- Born: Edythe Eckhardt January 28, 1905 Cleveland, Ohio
- Died: April 27, 1998 (aged 93) Cleveland Heights, Ohio
- Education: Cleveland School of Art
- Known for: Ceramic art, glass sculpture
- Movement: Cleveland School
- Awards: John Simon Guggenheim Awards for Fine Arts, 1955 and 1959; Louis Comfort Tiffany Fellowship, 1956; Cleveland Arts Prize Special Citation for Distinguished Service to the Arts, 1971
- Patron(s): Cowan Pottery, Public Works of Art Project

= Edris Eckhardt =

American artist

Edris Eckhardt (January 28, 1905 - April 27, 1998) was an American artist associated with the Cleveland School. She is known for her work in Ceramic art and glass sculpture, her work with the Works Projects Administration's (WPA) Federal Arts Project of Cleveland, and her teaching.

== Biography ==

Born in Cleveland, Ohio, Eckhardt attended the Cleveland School of Art (now Cleveland Institute of Art) from 1928 to 1932 on a scholarship, studying at the same time as ceramicist and industrial designer Viktor Schreckengost. While still a student, she was employed as an artist and designer at the noted Cleveland ceramics firm Cowan Pottery. After graduating, she established a ceramic studio, specializing in glaze chemistry. Early in her career she changed her first name from Edith to the more androgynous Edris in order to counter bias against female artists.

The WPA's Federal Arts Project funded much of her artistic output during the 1930s. She created a series of ceramic sculpture illustrating children’s literature for public libraries thanks to grants from the Public Works of Art Project. In 1935, Eckhardt was appointed director of the Ceramics and Sculpture division of the WPA's Federal Arts Project of Cleveland and served until 1942.

During the 1930s, Eckhardt’s ceramics were exhibited widely. She showed at the Cleveland Museum of Art in each of its annual May Show’s from 1933 to 1945, and in 1947, she showed her major piece "Painted Mask" in the May exhibit. She also showed at the 1939 Golden Gate Exposition in San Francisco and in the 1939 New York World's Fair.

After World War II, Eckhardt explored glass making—rediscovering an ancient Egyptian technique of fusing gold leaf between sheets of glass—and eventually bronze casting.
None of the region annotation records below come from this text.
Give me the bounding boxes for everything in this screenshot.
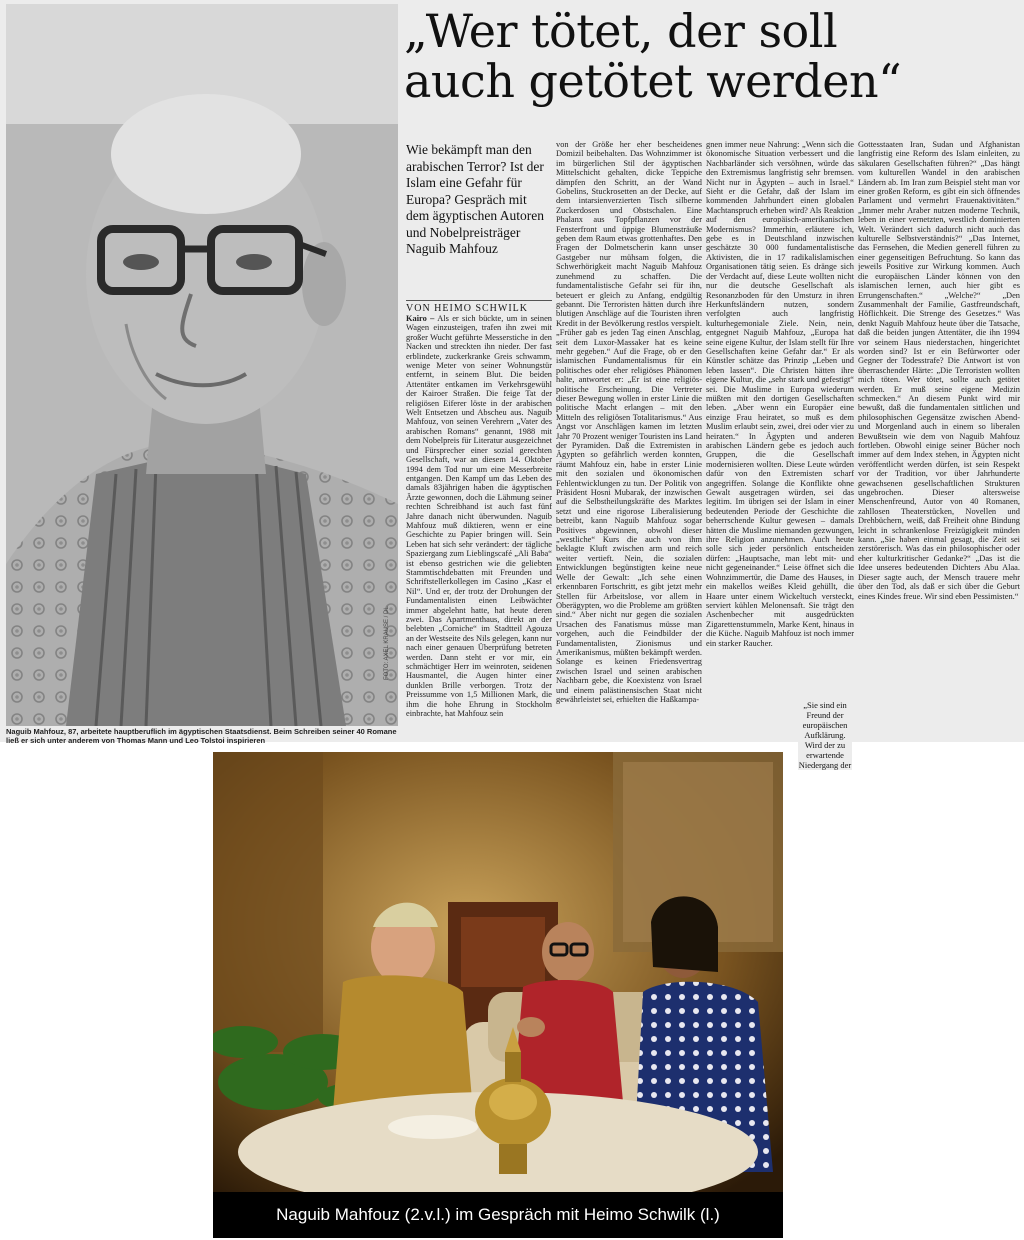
photo-caption: Naguib Mahfouz (2.v.l.) im Gespräch mit Heimo Schwilk (l.) [213,1192,783,1238]
article-column-2 [556,140,702,740]
interview-photo [213,752,783,1238]
column-2-text: von der Größe her eher bescheidenes Domizil beibehalten. Das Wohnzimmer ist im bürgerlichen Stil der ägyptischen Mittelschicht gehalten, dicke Teppiche dämpfen den Schritt, an der Wand Gobelins, Stuckrosetten an der Decke, auf dem intarsienverzierten Tisch silberne Zuckerdosen und Obstschalen. Eine Phalanx aus Topfpflanzen vor der Fensterfront und üppige Blumensträuße geben dem Raum etwas grottenhaftes. Den Fragen der Dolmetscherin kann unser Gastgeber nur mühsam folgen, die Schwerhörigkeit macht Naguib Mahfouz zunehmend zu schaffen. Die fundamentalistische Gefahr sei für ihn, beteuert er gleich zu Anfang, endgültig gebannt. Die Terroristen hätten durch ihre blutigen Anschläge auf die Touristen ihren Kredit in der Bevölkerung restlos verspielt. „Früher gab es jeden Tag einen Anschlag, seit dem Luxor-Massaker hat es keine mehr gegeben.“ Auf die Frage, ob er den islamischen Fundamentalismus für ein politisches oder eher religiöses Phänomen halte, antwortet er: „Er ist eine religiös-politische Erscheinung. Die Vertreter dieser Bewegung wollen in erster Linie die politische Macht erlangen – mit den Mitteln des religiösen Totalitarismus.“ Aus Angst vor Anschlägen kamen im letzten Jahr 70 Prozent weniger Touristen ins Land der Pyramiden. Daß die Extremisten in Ägypten so gefährlich werden konnten, räumt Mahfouz ein, habe in erster Linie mit den sozialen und ökonomischen Fehlentwicklungen zu tun. Der Politik von Präsident Hosni Mubarak, der inzwischen auf die Selbstheilungskräfte des Marktes setzt und eine rigorose Liberalisierung betreibt, kann Naguib Mahfouz sogar Positives abgewinnen, obwohl dieser „westliche“ Kurs die auch von ihm beklagte Kluft zwischen arm und reich weiter vertieft. Nein, die sozialen Entwicklungen begünstigten keine neue Welle der Gewalt: „Ich sehe einen erkennbaren Fortschritt, es gibt jetzt mehr Stellen für Arbeitslose, vor allem in Oberägypten, wo die Probleme am größten sind.“ Aber nicht nur gegen die sozialen Ursachen des Fanatismus müsse man vorgehen, auch die Feindbilder der Fundamentalisten, Zionismus und Amerikanismus, müßten bekämpft werden. Solange es keinen Friedensvertrag zwischen Israel und seinen arabischen Nachbarn gebe, die Koexistenz von Israel und einem palästinensischen Staat nicht gewährleistet sei, erhielten die Haßkampa- [556,140,702,704]
photo-credit: FOTO: AXEL KRAUSE / DL [384,606,390,680]
pull-quote: „Sie sind ein Freund der europäischen Aufklärung. Wird der zu erwartende Niedergang der [798,700,852,770]
column-3-text: gnen immer neue Nahrung: „Wenn sich die ökonomische Situation verbessert und die Nachbarländer sich versöhnen, würde das den Extremismus langfristig sehr bremsen. Nicht nur in Ägypten – auch in Israel.“ Sieht er die Gefahr, daß der Islam im kommenden Jahrhundert einen globalen Machtanspruch erheben wird? Als Reaktion auf den europäisch-amerikanischen Modernismus? Immerhin, erläutere ich, gebe es in Deutschland inzwischen geschätzte 30 000 fundamentalistische Aktivisten, die in 17 radikalislamischen Organisationen tätig seien. Es dränge sich der Verdacht auf, diese Leute wollten nicht nur die deutsche Gesellschaft als Resonanzboden für den Umsturz in ihren Herkunftsländern nutzen, sondern verfolgten auch langfristig kulturhegemoniale Ziele. Nein, nein, entgegnet Naguib Mahfouz, „Europa hat seine eigene Kultur, der Islam stellt für Ihre Gesellschaften keine Gefahr dar.“ Er als Künstler schätze das Prinzip „Leben und leben lassen“. Die Christen hätten ihre eigene Kultur, die „sehr stark und gefestigt“ sei. Die Muslime in Europa wiederum müßten mit den dortigen Gesellschaften leben. „Aber wenn ein Europäer eine einzige Frau heiratet, so muß es dem Muslim erlaubt sein, zwei, drei oder vier zu heiraten.“ In Ägypten und anderen arabischen Ländern gebe es jedoch auch Gruppen, die die Gesellschaft modernisieren wollten. Diese Leute würden dafür von den Extremisten scharf angegriffen. Solange die Konflikte ohne Gewalt ausgetragen würden, sei das legitim. Im übrigen sei der Islam in einer bedeutenden Periode der Geschichte die beherrschende Kultur gewesen – damals hätten die Muslime niemanden gezwungen, ihre Religion anzunehmen. Auch heute solle sich jeder persönlich entscheiden dürfen: „Hauptsache, man lebt mit- und nicht gegeneinander.“ Leise öffnet sich die Wohnzimmertür, die Dame des Hauses, in ein makellos weißes Kleid gehüllt, die Haare unter einem Wickeltuch versteckt, serviert kühlen Melonensaft. Sie trägt den Aschenbecher mit ausgedrückten Zigarettenstummeln, Marke Kent, hinaus in die Küche. Naguib Mahfouz ist noch immer ein starker Raucher. [706,140,854,648]
portrait-illustration [6,4,398,726]
column-1-text: Als er sich bückte, um in seinen Wagen einzusteigen, trafen ihn zwei mit großer Wucht geführte Messerstiche in den Nacken und streckten ihn nieder. Der fast erblindete, zuckerkranke Greis schwamm, wenige Meter von seiner Wohnungstür entfernt, in seinem Blut. Die beiden Attentäter entkamen im Verkehrsgewühl der Kairoer Straßen. Die feige Tat der religiösen Eiferer löste in der arabischen Welt Entsetzen und Abscheu aus. Naguib Mahfouz, von seinen Verehrern „Vater des arabischen Romans“ genannt, 1988 mit dem Nobelpreis für Literatur ausgezeichnet und Fürsprecher einer sozial gerechten Gesellschaft, war an diesem 14. Oktober 1994 dem Tod nur um eine Messerbreite entgangen. Den Kampf um das Leben des damals 83jährigen haben die ägyptischen Ärzte gewonnen, doch die Lähmung seiner rechten Schreibhand ist auch fast fünf Jahre danach nicht überwunden. Naguib Mahfouz muß diktieren, wenn er eine Geschichte zu Papier bringen will. Sein Leben hat sich sehr verändert: der tägliche Spaziergang zum Lieblingscafé „Ali Baba“ ist ebenso gestrichen wie die geliebten Stammtischdebatten mit Freunden und Schriftstellerkollegen im Casino „Kasr el Nil“. Und er, der trotz der Drohungen der Fundamentalisten einen Leibwächter immer abgelehnt hatte, hat heute deren zwei. Das Apartmenthaus, direkt an der belebten „Corniche“ im Stadtteil Agouza an der Westseite des Nils gelegen, kann nur nach einer genauen Überprüfung betreten werden. Dann steht er vor mir, ein schmächtiger Herr im weinroten, seidenen Hausmantel, die Augen hinter einer dunklen Brille verborgen. Trotz der Preissumme von 1,5 Millionen Mark, die ihm die hohe Ehrung in Stockholm einbrachte, hat Mahfouz sein [406,314,552,719]
headline [404,6,1020,106]
portrait-caption: Naguib Mahfouz, 87, arbeitete hauptberuflich im ägyptischen Staatsdienst. Beim Schreiben seiner 40 Romane ließ er sich unter anderem von Thomas Mann und Leo Tolstoi inspirieren [6,727,397,745]
interview-scene [213,752,783,1192]
dateline: Kairo – [406,314,435,323]
article-deck: Wie bekämpft man den arabischen Terror? Ist der Islam eine Gefahr für Europa? Gespräch mit dem ägyptischen Autoren und Nobelpreisträger Naguib Mahfouz [406,142,544,256]
article-column-4 [858,140,1020,740]
column-4-text: Gottesstaaten Iran, Sudan und Afghanistan langfristig eine Reform des Islam einleiten, zu säkularen Gesellschaften führen?“ „Das hängt vom kulturellen Wandel in den arabischen Ländern ab. Im Iran zum Beispiel steht man vor einer großen Reform, es gibt ein sich öffnendes Parlament und vermehrt Frauenaktivitäten.“ „Immer mehr Araber nutzen moderne Technik, leben in einer vernetzten, westlich dominierten Welt. Verändert sich dadurch nicht auch das kulturelle Selbstverständnis?“ „Das Internet, das Fernsehen, die Medien generell führen zu einer gegenseitigen Befruchtung. So kann das jeweils Positive zur Wirkung kommen. Auch die europäischen Länder können von den islamischen lernen, auch hier gibt es Errungenschaften.“ „Welche?“ „Den Zusammenhalt der Familie, Gastfreundschaft, Höflichkeit. Die Strenge des Gesetzes.“ Was denkt Naguib Mahfouz heute über die Tatsache, daß die beiden jungen Attentäter, die ihn 1994 vor seinem Haus niederstachen, hingerichtet worden sind? Ist er ein Befürworter oder Gegner der Todesstrafe? Die Antwort ist von überraschender Härte: „Die Terroristen wollten mich töten. Wer tötet, sollte auch getötet werden. Er muß seine eigene Medizin schmecken.“ An diesem Punkt wird mir bewußt, daß die fundamentalen sittlichen und philosophischen Gegensätze zwischen Abend- und Morgenland auch in einem so liberalen Bewußtsein wie dem von Naguib Mahfouz fortleben. Obwohl einige seiner Bücher noch immer auf dem Index stehen, in Ägypten nicht veröffentlicht werden dürfen, ist sein Respekt vor der Tradition, vor über Jahrhunderte gewachsenen gesellschaftlichen Strukturen ungebrochen. Dieser altersweise Menschenfreund, Autor von 40 Romanen, zahllosen Theaterstücken, Novellen und Drehbüchern, weiß, daß Freiheit ohne Bindung leicht in schrankenlose Freizügigkeit münden kann. „Sie haben einmal gesagt, die Zeit sei zerstörerisch. Was das ein philosophischer oder eher kulturkritischer Gedanke?“ „Das ist die Idee unseres bedeutenden Dichters Abu Alaa. Dieser sagte auch, der Mensch trauere mehr über den Tod, als daß er sich über die Geburt eines Kindes freue. Wir sind eben Pessimisten.“ [858,140,1020,601]
article-column-1 [406,314,552,740]
byline: VON HEIMO SCHWILK [406,300,552,314]
portrait-photo [6,4,398,726]
article-column-3 [706,140,854,740]
headline-line-1: „Wer tötet, der soll [404,4,838,58]
headline-line-2: auch getötet werden“ [404,54,902,108]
Her work in studio glass garnered her two John Simon Guggenheim Awards for Fine Arts (1956, 1959) and the Louis Comfort Tiffany Fellowship in 1956. While her early career was focused on ceramics, her 1971 Cleveland Arts Prize Special Citation for Distinguished Service to the Arts highlighted her pioneering role in the field of glass sculpture.

Throughout her career, Eckhardt taught at the university level. She began teaching ceramics at the Cleveland School of Art in 1932 serving on the faculty for the following 30 years. She held teaching positions at Cleveland College from 1940 to 1956, Western Reserve University from 1947 to 1957, University of California, Berkeley from 1962 to 1963, and Notre Dame College from 1950 to 1970. Along with her formal teaching, Eckhardt educated the public on ceramics in articles for Ceramics Monthly starting in 1954.